Medellín : 1550 mètres de paranoïa au dessus de la mer.

Cette ville de plus de 2 millions d’habitants est située sur une petite vallée, du nom d’Aburrá, particularité qui la classe, coté densité de population, dans la catégorie boite à sardines. Elle est entourée d’innombrables collines où se situent les "comunas" (favelas locales) qui ont contribué fortement à bâtir la réputation de cette ville. C’est de là que descendaient, sur leurs motos à grosse cylindrée, les très jeunes "sicarios" (14-15 ans max) pour régler les comptes de Don Pablo, Le Patron. C’est dans ces collines que se sont livrées de nombreuses batailles, à coup de tronçonneuse et autres bombonnes de gaz, entre les guérilleros d’extrême gauche et les milices d’extrême droite. Par ailleurs, le match a finalement été emporté par ces dernières et leur premier mécène est aujourd’hui Président de la République. Depuis, ces collines ont été reliées au centre ville par des téléphériques high-tech, style Chamonix. C’est marrant de voir des milliers de personnes rentrer chez eux comme s’ils allaient faire du ski. Je me demande si ce projet n’a pas été réalisé par un groupe français, comme ce fut le cas du métro de Medellin.
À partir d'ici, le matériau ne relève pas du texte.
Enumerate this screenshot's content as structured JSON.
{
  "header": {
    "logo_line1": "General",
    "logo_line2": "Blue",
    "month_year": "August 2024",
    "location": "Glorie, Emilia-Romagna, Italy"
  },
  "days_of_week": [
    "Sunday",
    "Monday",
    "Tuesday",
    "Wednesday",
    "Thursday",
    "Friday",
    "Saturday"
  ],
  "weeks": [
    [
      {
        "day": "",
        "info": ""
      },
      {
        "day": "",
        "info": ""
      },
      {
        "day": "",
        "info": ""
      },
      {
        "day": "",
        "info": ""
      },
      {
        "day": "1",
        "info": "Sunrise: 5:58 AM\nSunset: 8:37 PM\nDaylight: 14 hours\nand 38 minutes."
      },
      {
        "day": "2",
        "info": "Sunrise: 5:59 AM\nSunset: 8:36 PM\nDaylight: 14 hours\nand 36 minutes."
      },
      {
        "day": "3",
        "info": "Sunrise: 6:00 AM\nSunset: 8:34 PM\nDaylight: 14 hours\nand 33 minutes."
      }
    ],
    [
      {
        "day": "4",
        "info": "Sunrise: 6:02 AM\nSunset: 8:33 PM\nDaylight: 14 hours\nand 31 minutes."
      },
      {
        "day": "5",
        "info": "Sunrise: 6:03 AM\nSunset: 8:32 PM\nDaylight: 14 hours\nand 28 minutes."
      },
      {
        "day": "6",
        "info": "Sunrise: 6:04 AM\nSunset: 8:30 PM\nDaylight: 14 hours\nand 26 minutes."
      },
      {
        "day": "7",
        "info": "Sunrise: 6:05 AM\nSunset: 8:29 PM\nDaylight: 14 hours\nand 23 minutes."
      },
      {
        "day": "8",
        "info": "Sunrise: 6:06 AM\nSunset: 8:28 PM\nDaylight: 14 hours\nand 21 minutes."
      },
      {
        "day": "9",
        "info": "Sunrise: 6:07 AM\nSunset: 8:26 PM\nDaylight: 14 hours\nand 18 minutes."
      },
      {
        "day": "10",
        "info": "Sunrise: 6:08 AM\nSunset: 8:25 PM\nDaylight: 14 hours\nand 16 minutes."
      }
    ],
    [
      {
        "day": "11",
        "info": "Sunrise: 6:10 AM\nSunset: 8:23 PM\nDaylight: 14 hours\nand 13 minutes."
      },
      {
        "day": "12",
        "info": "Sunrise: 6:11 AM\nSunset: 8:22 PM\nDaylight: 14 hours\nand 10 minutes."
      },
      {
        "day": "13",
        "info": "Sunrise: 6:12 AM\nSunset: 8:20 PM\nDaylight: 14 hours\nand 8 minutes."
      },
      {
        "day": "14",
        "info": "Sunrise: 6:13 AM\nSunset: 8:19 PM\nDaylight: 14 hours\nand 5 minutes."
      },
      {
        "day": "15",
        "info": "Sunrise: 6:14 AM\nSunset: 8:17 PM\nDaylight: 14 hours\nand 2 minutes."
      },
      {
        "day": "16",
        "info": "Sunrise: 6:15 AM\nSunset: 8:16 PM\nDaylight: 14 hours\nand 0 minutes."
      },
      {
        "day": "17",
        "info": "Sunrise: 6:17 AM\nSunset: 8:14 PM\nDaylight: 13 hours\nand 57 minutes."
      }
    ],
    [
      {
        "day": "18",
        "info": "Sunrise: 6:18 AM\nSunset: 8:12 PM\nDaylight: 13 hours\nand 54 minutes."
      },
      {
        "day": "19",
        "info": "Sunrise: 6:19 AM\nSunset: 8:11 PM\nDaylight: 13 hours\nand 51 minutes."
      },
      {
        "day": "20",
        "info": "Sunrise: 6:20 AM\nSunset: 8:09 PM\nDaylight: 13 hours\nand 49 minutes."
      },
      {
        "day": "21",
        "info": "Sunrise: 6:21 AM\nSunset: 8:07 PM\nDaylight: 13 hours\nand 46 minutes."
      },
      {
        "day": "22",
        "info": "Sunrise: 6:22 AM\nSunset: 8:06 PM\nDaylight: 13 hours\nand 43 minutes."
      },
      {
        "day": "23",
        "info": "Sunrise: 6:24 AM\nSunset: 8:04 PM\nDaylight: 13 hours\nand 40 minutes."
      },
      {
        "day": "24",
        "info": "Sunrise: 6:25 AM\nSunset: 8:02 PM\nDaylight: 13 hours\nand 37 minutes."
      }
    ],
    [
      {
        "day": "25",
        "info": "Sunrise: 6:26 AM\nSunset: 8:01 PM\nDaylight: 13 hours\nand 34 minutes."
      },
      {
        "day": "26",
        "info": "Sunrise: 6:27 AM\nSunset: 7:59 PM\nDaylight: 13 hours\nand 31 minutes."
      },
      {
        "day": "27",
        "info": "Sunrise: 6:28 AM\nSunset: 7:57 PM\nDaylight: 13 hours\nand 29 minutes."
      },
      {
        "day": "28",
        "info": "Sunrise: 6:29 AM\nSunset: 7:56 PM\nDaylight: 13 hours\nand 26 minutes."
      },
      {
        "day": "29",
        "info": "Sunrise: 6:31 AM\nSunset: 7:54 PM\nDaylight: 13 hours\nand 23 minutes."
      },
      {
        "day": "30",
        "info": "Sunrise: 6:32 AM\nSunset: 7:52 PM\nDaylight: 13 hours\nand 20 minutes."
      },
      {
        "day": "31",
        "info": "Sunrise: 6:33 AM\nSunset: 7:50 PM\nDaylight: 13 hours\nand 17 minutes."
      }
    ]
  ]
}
La population de cette ville est composée, en grande partie, par les descendants d’une poignée de familles basques espagnoles qui émigrèrent il y a quelques 400 ans et qui refusèrent le métissage, préférant engendrer de nombreux enfants (par fois jusqu’à 24) pour assurer leur œuvre colonisatrice. Les gens de cette région sont appelés les "Paisas" (mot qui vient de pays) Ce sont de beaux parleurs, amoureux de leur terre et dont la réputation de commerçants impitoyables n’est plus à faire. Voila pour le résumé historique.

Et les rues de la ville ?

Voici ma première promenade. C’est le samedi soir, un samedi comme un autre. Je m’apprête à faire une petite balade tranquille. Je franchis la porte de l’hôtel mais une fois dehors c’est le choc. Un brouhaha assourdissant me cloue au sol : ça grouille, ça fusse, ça hurle, ça klaxonne de partout. Les trottoirs sont pleins de monde et un tsunami humain veut m’emporter.

- Merde, j’avais oublié. Décidément la France est trop tranquille.

Mais en quelques instants, de vieilles antennes repoussent sur mon crane et un troisième œil apparait sur ma nuque. Alors, je me laisse emporter par cette marée humaine.

Medellín est un fabuleux spectacle de rue au format méga. C’est une superposition d’images d’Épinal au caractère surréaliste. A chaque coin de rue on voit s’affairer des loueurs de portables à la minute, des vendeurs de journaux, des distributeurs de bonbons à la criée. Quelqu’un tente de me vendre des cigarettes á l’unité. Soudain, je vois apparaitre deux charrettes pleines de fruits, poussées par deux adolescents. A coté de chaque charrette un autre jeune accompagne le porteur affrontant celui d’en face à coup de mégaphone. Et c’est la surenchère. Je crois rêver ! C’est à celui qui hurle le plus fort le prix de ses fruits. Au carrefour suivant, un bar minable est bourré par les 20 membres d’une fanfare paysanne qui débite un son d’enfer. Ce sont les rythmes populaires de ma jeunesse. C’est à rendre presque ridicule la Belle Image. Tiens ! J’espère qu’ils n’ont pas oublié de payer les droits d’auteur aux paysans colombiens.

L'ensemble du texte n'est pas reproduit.